Labor and Employment Alert

Important Changes Relating to Section 125 Plans May Require Immediate Action

November 7, 2013

Last week, there were two important developments relating to Section 125 cafeteria plans. First, Massachusetts announced that employers will no longer be required to maintain a Section 125 plan. Second, the IRS has modified the “use or lose” rule relating to Flexible Spending Arrangements (FSAs) under Section 125 plans. These new rules may warrant immediate changes to employers’ Section 125 plans.

1. Massachusetts Eliminates Section 125 Plan Requirement

Under the Massachusetts health care reform law, an employer with 11 or more Massachusetts-based employees was required to offer a cafeteria plan, so that all employees, including those not benefits eligible, could purchase health insurance using pre-tax dollars. In response, many employers adopted premium-only Section 125 plans or amended their existing plans in order to enable employees to purchase health insurance through the Connector, the state health insurance exchange. On October 28, 2013, the Connector issued an administrative bulletin, announcing that it would no longer enforce the Section 125 requirement and that it would be seeking its repeal.

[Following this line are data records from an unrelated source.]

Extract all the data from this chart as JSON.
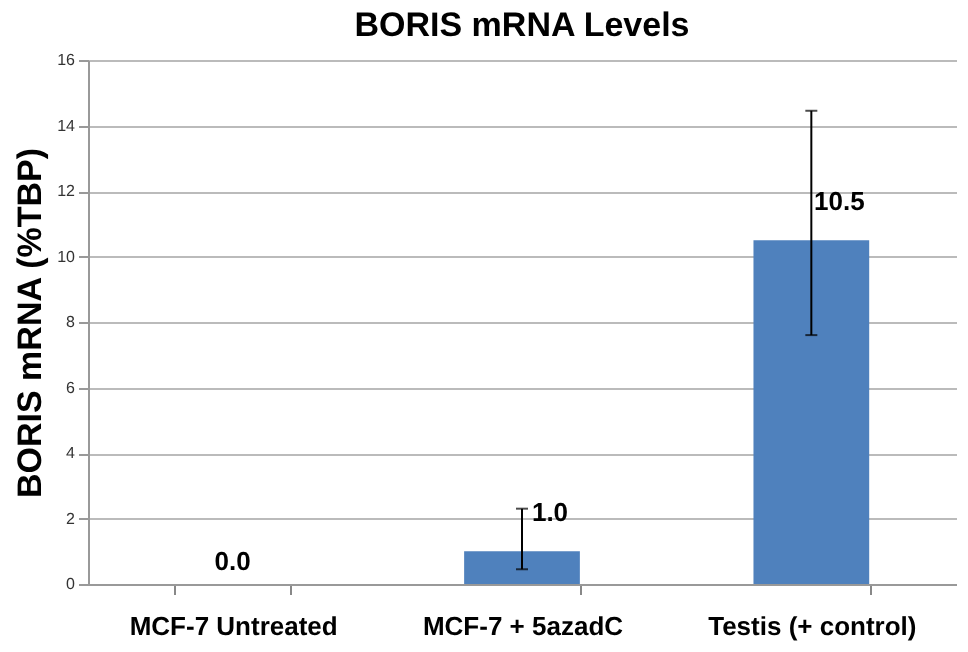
{
  "chart_data": {
    "type": "bar",
    "title": "BORIS mRNA Levels",
    "ylabel": "BORIS mRNA  (%TBP)",
    "categories": [
      "MCF-7 Untreated",
      "MCF-7 + 5azadC",
      "Testis (+ control)"
    ],
    "values": [
      0.0,
      1.0,
      10.5
    ],
    "color": "#4f81bd",
    "errors": [
      null,
      [
        0.45,
        2.3
      ],
      [
        7.6,
        14.45
      ]
    ],
    "value_labels": [
      "0.0",
      "1.0",
      "10.5"
    ],
    "ylim": [
      0,
      16
    ],
    "yticks": [
      0,
      2,
      4,
      6,
      8,
      10,
      12,
      14,
      16
    ],
    "grid": "y"
  }
}
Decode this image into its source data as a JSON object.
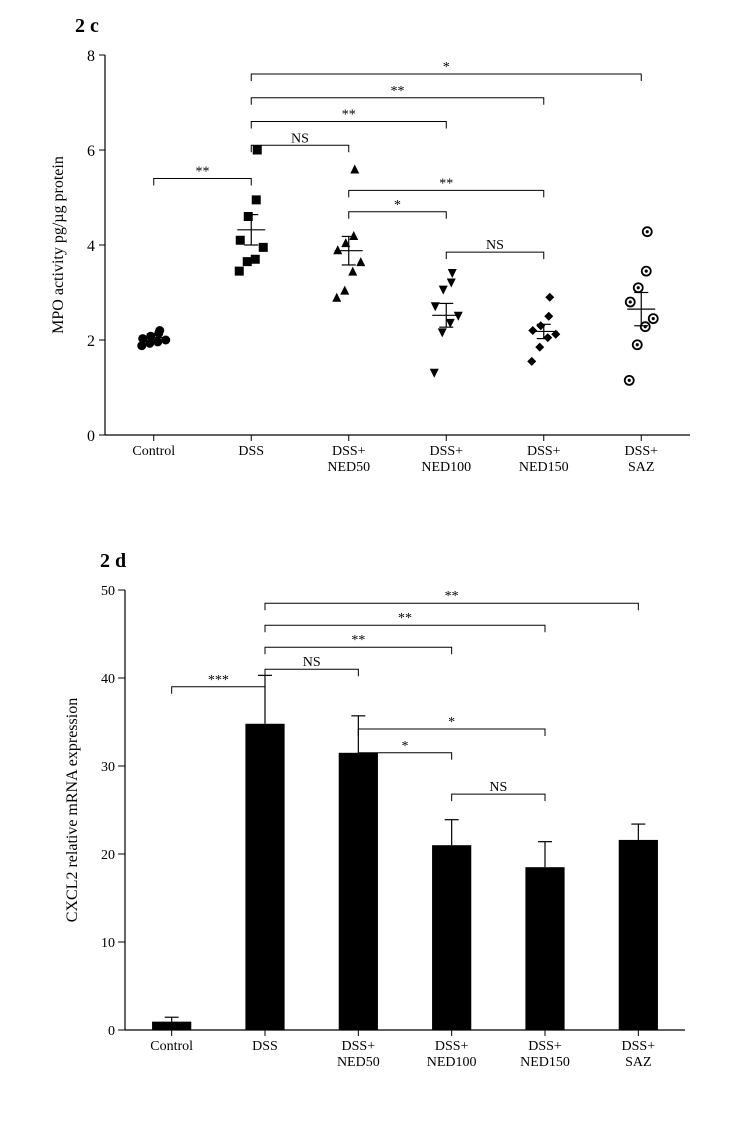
{
  "panel_c": {
    "label": "2 c",
    "type": "scatter",
    "ylabel": "MPO activity pg/µg protein",
    "ylim": [
      0,
      8
    ],
    "yticks": [
      0,
      2,
      4,
      6,
      8
    ],
    "categories": [
      "Control",
      "DSS",
      "DSS+\nNED50",
      "DSS+\nNED100",
      "DSS+\nNED150",
      "DSS+\nSAZ"
    ],
    "label_fontsize": 14,
    "tick_fontsize": 16,
    "cat_fontsize": 14,
    "point_size": 4.5,
    "groups": [
      {
        "marker": "circle",
        "mean": 2.05,
        "sem": 0.08,
        "points": [
          1.88,
          1.93,
          1.96,
          2.0,
          2.03,
          2.08,
          2.14,
          2.2
        ]
      },
      {
        "marker": "square",
        "mean": 4.32,
        "sem": 0.32,
        "points": [
          3.45,
          3.65,
          3.7,
          3.95,
          4.1,
          4.6,
          4.95,
          6.0
        ]
      },
      {
        "marker": "triangle-up",
        "mean": 3.88,
        "sem": 0.3,
        "points": [
          2.9,
          3.05,
          3.45,
          3.65,
          3.9,
          4.05,
          4.2,
          5.6
        ]
      },
      {
        "marker": "triangle-down",
        "mean": 2.52,
        "sem": 0.25,
        "points": [
          1.3,
          2.15,
          2.35,
          2.5,
          2.7,
          3.05,
          3.2,
          3.4
        ]
      },
      {
        "marker": "diamond",
        "mean": 2.18,
        "sem": 0.15,
        "points": [
          1.55,
          1.85,
          2.05,
          2.12,
          2.2,
          2.3,
          2.5,
          2.9
        ]
      },
      {
        "marker": "circle-open",
        "mean": 2.65,
        "sem": 0.35,
        "points": [
          1.15,
          1.9,
          2.28,
          2.45,
          2.8,
          3.1,
          3.45,
          4.28
        ]
      }
    ],
    "significance": [
      {
        "from": 0,
        "to": 1,
        "y": 5.4,
        "label": "**"
      },
      {
        "from": 1,
        "to": 5,
        "y": 7.6,
        "label": "*"
      },
      {
        "from": 1,
        "to": 4,
        "y": 7.1,
        "label": "**"
      },
      {
        "from": 1,
        "to": 3,
        "y": 6.6,
        "label": "**"
      },
      {
        "from": 1,
        "to": 2,
        "y": 6.1,
        "label": "NS"
      },
      {
        "from": 2,
        "to": 4,
        "y": 5.15,
        "label": "**"
      },
      {
        "from": 2,
        "to": 3,
        "y": 4.7,
        "label": "*"
      },
      {
        "from": 3,
        "to": 4,
        "y": 3.85,
        "label": "NS"
      }
    ],
    "axis_color": "#000000",
    "marker_color": "#000000",
    "bg": "#ffffff"
  },
  "panel_d": {
    "label": "2 d",
    "type": "bar",
    "ylabel": "CXCL2 relative mRNA expression",
    "ylim": [
      0,
      50
    ],
    "yticks": [
      0,
      10,
      20,
      30,
      40,
      50
    ],
    "categories": [
      "Control",
      "DSS",
      "DSS+\nNED50",
      "DSS+\nNED100",
      "DSS+\nNED150",
      "DSS+\nSAZ"
    ],
    "label_fontsize": 14,
    "tick_fontsize": 14,
    "cat_fontsize": 14,
    "bar_width": 0.42,
    "bar_color": "#000000",
    "bar_border": "#000000",
    "values": [
      {
        "mean": 0.95,
        "sem": 0.5
      },
      {
        "mean": 34.8,
        "sem": 5.5
      },
      {
        "mean": 31.5,
        "sem": 4.2
      },
      {
        "mean": 21.0,
        "sem": 2.9
      },
      {
        "mean": 18.5,
        "sem": 2.9
      },
      {
        "mean": 21.6,
        "sem": 1.8
      }
    ],
    "significance": [
      {
        "from": 0,
        "to": 1,
        "y": 39.0,
        "label": "***"
      },
      {
        "from": 1,
        "to": 5,
        "y": 48.5,
        "label": "**"
      },
      {
        "from": 1,
        "to": 4,
        "y": 46.0,
        "label": "**"
      },
      {
        "from": 1,
        "to": 3,
        "y": 43.5,
        "label": "**"
      },
      {
        "from": 1,
        "to": 2,
        "y": 41.0,
        "label": "NS"
      },
      {
        "from": 2,
        "to": 4,
        "y": 34.2,
        "label": "*"
      },
      {
        "from": 2,
        "to": 3,
        "y": 31.5,
        "label": "*"
      },
      {
        "from": 3,
        "to": 4,
        "y": 26.8,
        "label": "NS"
      }
    ],
    "bg": "#ffffff"
  }
}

The impetus for this change is that the U.S. Department of Labor and the Internal Revenue Service issued guidance under the Affordable Care Act that for plan years beginning in 2014, employers will not be able to offer Section 125 plans to employees for the purchase of non-group health insurance, such as from the Connector, using pre-tax income. Massachusetts employers may need to terminate their premium-only plans or amend their Section 125 plans before the beginning of the 2014 plan year. Note that employers may continue to offer Section 125 plans for other purposes, such as the purchase of group health insurance or other benefits.

2. Changes to the “Use or Lose” Rule for FSAs

Last week, the IRS issued guidance modifying the “use-or-lose” rule. Under that rule, amounts credited to an employee’s health FSA account that remained unused after the plan year plus a grace period of up to two and half months were forfeited. According to the new guidance, employers may amend their Section 125 plans to allow employees to carryover up to $500 to the next immediate plan year. That carryover amount may be used to pay or reimburse medical expenses incurred during the next plan year. However, an employer that chooses to incorporate the new carryover rule may not also provide for a grace period for employees to use amounts after the end of the plan year. Employers who wish to amend their Section 125 plans to adopt the carryover provision will need to think about the timing of such change and ensure that participants are given appropriate notice, particularly if the employer is replacing the permitted grace period with the carryover provision.